Pada awalanya krisis yang terjadi di Amerika Serikat
berdampak negatif terhadap perekonomian negara-negara Eropa karena banyak
sekali perusahaan Amerika Serikat yang berinvestasi di perusahaan-perusahaan
Eropa, dan begitupula sebaliknya. Terjadinya penurunan modal investasi Amerika
Serikat di negara-negara Eropa mengakibatkan pengurangan jumlah tenaga kerja,
meningkatkan inflasi, dan lain sebagainya. Secara perlahan-lahan, hal tersebut
berdampak negatif juga kepada perekonomian Asia. Di Asia bagian timur seperti
Cina, Korea Selatan, dan Jepang yang disebut sebagai negara yang berpotensi
menjadi raksasa ekonomi, terpengaruh juga oleh krisis ekonomi global.
Bagaimana dengan Indonesia?
Di tengah krisis
global yang dialami oleh
negara-negara di dunia, Indonesia termasuk negara yang tidak begitu
parah menerima dampak dari krisis global ini. Alasannya sebagai berikut; Pertama, Indonesia tidak terlalu
bergantung pada ekspor
dikarenakan pangsa ekspor Indonesia tidak mencapai setengah dari GDP
Indonesia. Berbeda dengan
negara China dan
Malaysia yang memiliki porsi
ekspor yang lebih
besar (lebih dari 50 persen dari GDP).
Kedua, sektor perbankan dan sektor
finansial negara kita tidak mengalami
dampak seberat negara lain karena tingkat kebergantungannya tidak sedalam
negara-negara lain. Ketiga, di
samping terkena dampak yang relatif lebih kecil, penurunan bursa juga tidak terlalu
memberikan pengaruh yang nyata pada gejolak ekonomi dalam negeri karena pelaku
pasar saham hanyalah 0,5% dari penduduk Indonesia. Terakhir, Indonesia dapat
dikatakan sebagai self sustaining economy
karena potensi pasar domestik yang sangat besar sehingga walaupun pasar luar negeri sedang lesu, pasar
domestiknya sudah sangat besar. Namun, tetap saja karena terjadi krisis global,
Indonesia
juga tidak terlepas dari jeratan dampak krisis finansial 2008.
Sepanjang
tahun 2008, tingkat inflasi di Indonesia mencapai 11,1% yang dipengaruhi oleh
kenaikan harga BBM di pasar Internasional dan juga kenaikan harga bahan pokok.

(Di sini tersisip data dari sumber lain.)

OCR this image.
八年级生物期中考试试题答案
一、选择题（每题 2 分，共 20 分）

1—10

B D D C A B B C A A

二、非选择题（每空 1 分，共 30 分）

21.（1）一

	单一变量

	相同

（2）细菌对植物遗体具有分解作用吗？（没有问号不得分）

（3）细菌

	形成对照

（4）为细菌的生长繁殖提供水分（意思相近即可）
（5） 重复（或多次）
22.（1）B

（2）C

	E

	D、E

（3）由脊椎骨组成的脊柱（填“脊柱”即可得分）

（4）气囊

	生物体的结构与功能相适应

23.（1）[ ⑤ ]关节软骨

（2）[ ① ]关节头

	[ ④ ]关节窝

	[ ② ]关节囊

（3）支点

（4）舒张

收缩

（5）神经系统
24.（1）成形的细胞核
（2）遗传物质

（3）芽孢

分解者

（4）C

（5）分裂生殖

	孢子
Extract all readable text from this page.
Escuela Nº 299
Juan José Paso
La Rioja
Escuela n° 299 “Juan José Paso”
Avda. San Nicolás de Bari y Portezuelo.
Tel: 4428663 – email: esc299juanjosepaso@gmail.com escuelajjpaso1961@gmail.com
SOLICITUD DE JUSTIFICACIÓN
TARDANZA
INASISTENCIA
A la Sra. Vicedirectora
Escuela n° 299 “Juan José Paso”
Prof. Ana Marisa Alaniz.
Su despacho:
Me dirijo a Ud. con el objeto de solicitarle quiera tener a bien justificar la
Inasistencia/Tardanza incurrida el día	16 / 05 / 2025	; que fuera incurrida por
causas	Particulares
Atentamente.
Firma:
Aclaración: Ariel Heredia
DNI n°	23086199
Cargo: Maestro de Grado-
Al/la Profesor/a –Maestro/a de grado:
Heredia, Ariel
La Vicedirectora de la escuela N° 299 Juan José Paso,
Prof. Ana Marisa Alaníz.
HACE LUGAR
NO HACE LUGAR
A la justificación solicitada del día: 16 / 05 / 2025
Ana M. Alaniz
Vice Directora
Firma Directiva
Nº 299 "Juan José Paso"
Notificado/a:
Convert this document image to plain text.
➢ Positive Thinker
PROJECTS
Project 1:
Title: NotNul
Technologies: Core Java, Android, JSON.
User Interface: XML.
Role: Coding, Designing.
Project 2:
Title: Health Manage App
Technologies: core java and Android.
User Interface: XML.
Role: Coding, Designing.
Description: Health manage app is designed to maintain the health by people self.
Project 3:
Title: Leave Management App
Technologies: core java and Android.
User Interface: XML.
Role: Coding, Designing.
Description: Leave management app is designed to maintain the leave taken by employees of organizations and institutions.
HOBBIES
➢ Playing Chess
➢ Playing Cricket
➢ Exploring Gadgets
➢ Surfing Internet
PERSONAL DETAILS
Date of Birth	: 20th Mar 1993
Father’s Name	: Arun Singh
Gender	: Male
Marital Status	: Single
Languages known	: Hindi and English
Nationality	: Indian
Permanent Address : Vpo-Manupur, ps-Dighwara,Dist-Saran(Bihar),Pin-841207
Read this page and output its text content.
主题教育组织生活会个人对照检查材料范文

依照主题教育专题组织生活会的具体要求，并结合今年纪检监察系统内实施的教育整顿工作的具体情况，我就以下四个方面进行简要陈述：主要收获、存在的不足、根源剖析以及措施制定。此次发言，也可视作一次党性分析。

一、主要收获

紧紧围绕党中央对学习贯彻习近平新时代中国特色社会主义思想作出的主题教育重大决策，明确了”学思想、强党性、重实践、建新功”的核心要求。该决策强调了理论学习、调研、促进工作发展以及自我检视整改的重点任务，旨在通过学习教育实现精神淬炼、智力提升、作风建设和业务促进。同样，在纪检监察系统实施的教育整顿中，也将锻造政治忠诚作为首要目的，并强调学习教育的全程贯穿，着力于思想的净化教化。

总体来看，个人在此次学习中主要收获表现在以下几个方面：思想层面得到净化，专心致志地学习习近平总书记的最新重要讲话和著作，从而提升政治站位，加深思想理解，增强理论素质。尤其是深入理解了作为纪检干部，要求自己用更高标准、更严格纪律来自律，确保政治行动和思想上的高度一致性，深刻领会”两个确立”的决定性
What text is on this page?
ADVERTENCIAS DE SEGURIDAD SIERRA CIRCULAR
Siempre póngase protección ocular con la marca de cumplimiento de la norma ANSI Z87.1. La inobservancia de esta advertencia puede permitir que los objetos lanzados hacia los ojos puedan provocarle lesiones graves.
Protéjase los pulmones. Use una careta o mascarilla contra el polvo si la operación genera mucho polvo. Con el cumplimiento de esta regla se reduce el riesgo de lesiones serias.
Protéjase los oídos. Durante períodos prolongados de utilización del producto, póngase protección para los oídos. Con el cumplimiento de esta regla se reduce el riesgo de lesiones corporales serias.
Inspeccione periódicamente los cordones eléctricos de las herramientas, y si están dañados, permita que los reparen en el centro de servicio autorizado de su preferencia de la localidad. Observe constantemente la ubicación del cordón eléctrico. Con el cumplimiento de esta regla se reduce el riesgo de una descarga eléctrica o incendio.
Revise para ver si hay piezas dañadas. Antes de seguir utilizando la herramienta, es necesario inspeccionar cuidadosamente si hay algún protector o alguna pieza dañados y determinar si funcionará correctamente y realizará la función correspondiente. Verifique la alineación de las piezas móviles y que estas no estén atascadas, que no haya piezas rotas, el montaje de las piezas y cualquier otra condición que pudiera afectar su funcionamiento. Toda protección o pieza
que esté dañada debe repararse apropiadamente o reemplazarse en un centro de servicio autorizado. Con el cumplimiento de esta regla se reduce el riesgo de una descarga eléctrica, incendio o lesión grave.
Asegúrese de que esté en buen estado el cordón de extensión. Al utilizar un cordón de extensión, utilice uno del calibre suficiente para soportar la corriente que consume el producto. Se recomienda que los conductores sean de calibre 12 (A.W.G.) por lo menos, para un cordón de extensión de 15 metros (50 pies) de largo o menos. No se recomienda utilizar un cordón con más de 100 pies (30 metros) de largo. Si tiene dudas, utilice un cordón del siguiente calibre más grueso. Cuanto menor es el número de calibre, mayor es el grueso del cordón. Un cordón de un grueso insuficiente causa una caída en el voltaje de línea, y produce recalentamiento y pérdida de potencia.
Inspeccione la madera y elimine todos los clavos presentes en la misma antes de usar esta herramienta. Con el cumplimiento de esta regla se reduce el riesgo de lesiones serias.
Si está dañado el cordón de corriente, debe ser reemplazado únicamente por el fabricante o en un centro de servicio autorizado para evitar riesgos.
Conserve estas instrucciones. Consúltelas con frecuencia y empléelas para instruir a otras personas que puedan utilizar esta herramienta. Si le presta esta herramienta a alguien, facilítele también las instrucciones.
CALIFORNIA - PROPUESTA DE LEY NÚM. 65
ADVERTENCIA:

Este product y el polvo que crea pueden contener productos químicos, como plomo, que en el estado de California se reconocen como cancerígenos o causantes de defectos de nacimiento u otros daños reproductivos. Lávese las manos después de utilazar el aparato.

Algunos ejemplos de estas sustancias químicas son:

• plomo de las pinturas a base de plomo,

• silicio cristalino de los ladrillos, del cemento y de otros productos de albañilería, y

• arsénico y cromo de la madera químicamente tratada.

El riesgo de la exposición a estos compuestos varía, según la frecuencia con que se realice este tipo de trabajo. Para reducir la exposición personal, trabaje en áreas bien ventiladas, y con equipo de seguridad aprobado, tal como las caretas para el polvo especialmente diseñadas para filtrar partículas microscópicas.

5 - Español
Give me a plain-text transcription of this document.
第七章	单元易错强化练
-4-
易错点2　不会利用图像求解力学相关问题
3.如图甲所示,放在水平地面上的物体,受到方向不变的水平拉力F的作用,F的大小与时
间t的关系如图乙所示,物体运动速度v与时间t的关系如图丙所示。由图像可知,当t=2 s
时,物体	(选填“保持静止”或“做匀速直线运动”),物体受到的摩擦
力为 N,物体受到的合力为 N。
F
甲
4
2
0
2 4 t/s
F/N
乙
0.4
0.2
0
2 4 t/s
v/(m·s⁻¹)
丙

Bursa saham Indonesia juga terkena dampak cukup parah. Antara tahun 2007-2009,
IHSG anjlok hingga 50-60%. Bank Indonesia lalu melakukan penurunan suku bunga
dari 9,25% pada Desember 2008 menjadi sebesar 7,5% pada awal April 2009 yang
bertujuan untuk meningkatkan pertumbuhan ekonomi. Serta efek krisis global juga berdampak pada kemiskinan
dan pengangguran yang tidak dapat sepenuhnya dihindari. Jika tidak ada krisis,
tingkat pengentasan kemiskinan dan pengurangan pengangguran akan jauh lebih
baik. Akibatnya, Indonesia memiliki
angka kemiskinan yang relatif tinggi dan tingkat pengangguran daripada yang seharusnya. Selain itu, ditemukan bahwa dampak krisis global relatif lebih kuat kepada
rumah tangga pedesaan daripada rumah tangga perkotaan. Salah satu alasannya
yaitu tingginya ketergantungan pada ekspor komoditas primer yang mayoritas
diproduksi di daerah pedesaan. Kemudian, karena pasar tenaga kerja pedesaan
jauh lebih fleksibel daripada di daerah perkotaan, dampak krisis global pada
pengangguran pada tingkat pengangguran pedesaan relatif lebih lemah.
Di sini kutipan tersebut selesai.